Surprise! Labour government fighting for its life on every front says it will not - repeat not - cut jobs in the NHS. The only real mystery here is why heaven only knows how much taxpayers’ money was spent on a management consultant study (McKinsey doesn’t come cheap) to say what management consultants always say: that the outift in question needs to cut jobs.

Did whoever it was in Whitehall who commissioned this report expect that it would offer any other solution to the problem of NHS expenditure, given that the brief was presumably limited by the existing parameters of healthcare funding arrangements? What the McKinsey team is saying presumably is that given the way the NHS is now paid for - out of taxation - it is simply not possible to sustain the present workforce numbers, let alone the expanding ones which are planned. For Government ministers (and, I’m sorry to say, opposition spokesmen) being handed this common sense message is like having a hand grenade with the pin pulled out lobbed into their laps. So eager are they to hurl it out the window that they are unable even to consider the possibility that there are indeed considerable numbers of management and administration jobs which could be cut in the NHS without damaging its front line services, as most doctors and nurses would tell you.

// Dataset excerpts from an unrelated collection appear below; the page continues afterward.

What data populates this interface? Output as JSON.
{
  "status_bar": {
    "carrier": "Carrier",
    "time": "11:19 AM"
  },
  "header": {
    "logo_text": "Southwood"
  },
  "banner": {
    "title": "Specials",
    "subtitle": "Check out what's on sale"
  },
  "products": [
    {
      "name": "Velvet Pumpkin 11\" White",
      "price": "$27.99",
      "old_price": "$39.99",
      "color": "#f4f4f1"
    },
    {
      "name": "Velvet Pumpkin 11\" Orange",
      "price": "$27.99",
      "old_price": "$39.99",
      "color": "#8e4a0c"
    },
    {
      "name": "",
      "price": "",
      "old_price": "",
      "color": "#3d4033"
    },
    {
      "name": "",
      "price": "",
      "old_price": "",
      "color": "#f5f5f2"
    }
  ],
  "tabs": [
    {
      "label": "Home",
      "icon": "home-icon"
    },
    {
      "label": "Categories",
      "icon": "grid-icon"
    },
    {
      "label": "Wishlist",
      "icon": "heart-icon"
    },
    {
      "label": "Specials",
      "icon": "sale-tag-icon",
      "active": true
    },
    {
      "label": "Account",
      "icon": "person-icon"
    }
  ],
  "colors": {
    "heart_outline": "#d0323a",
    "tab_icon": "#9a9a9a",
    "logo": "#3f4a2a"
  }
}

The McKinsey report actually suggested cutting back on doctors and nurses, too but there is no law that says you have to obey every word of the management consultants’ advice. What is shocking is the absolute refusal to contemplate any cuts at all, as if every pen-pusher and box-ticker in the hospital service (even those whose jobs did not exist ten years ago but were created by the target culture) was absolutely essential. But even more important is the whole possible dimension of future healthcare funding which McKinsey was clearly advised to disregard: the possibility of an additional stream of revenue which could be provided by a new kind of insurance system. Such a system would spring into existence almost immediately if this government or some future one were to declare that all patients would henceforth be free to top up their NHS care with private provision.

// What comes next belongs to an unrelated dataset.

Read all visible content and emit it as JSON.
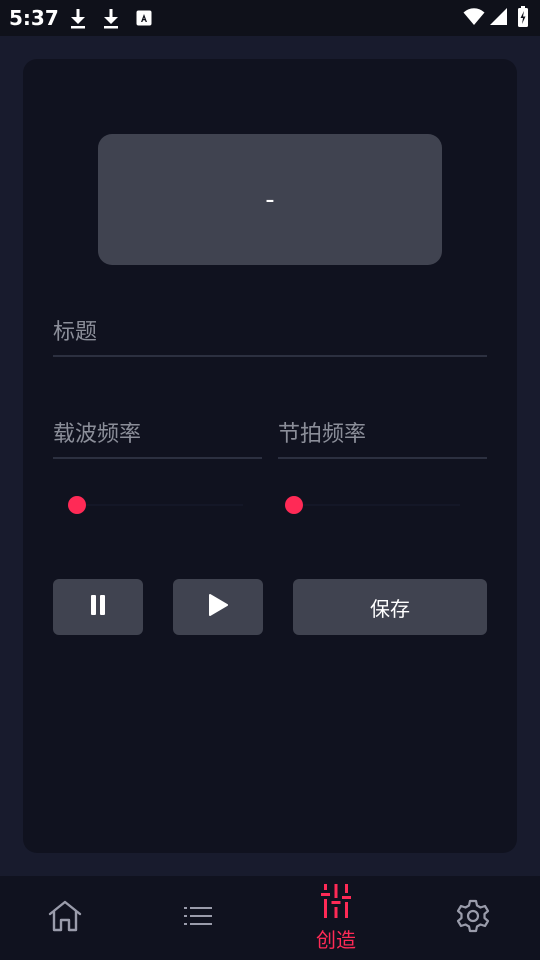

Insurance companies would then create inexpensive “top-up only” policies which would be accessible to millions of individuals and families - or could be offered on group terms to employers. The fees paid to the hospital trusts would supplement their tax funding and actually help to provide more resources for those whose care was entirely funded by the NHS. Why is there no front bench politician of any party who is prepared (at least publicly) to endorse such a solution? It would probably be less unpalatable to the vested interests of which they are so terrified (the health service unions and the Royal Colleges) than the prospect of job cuts.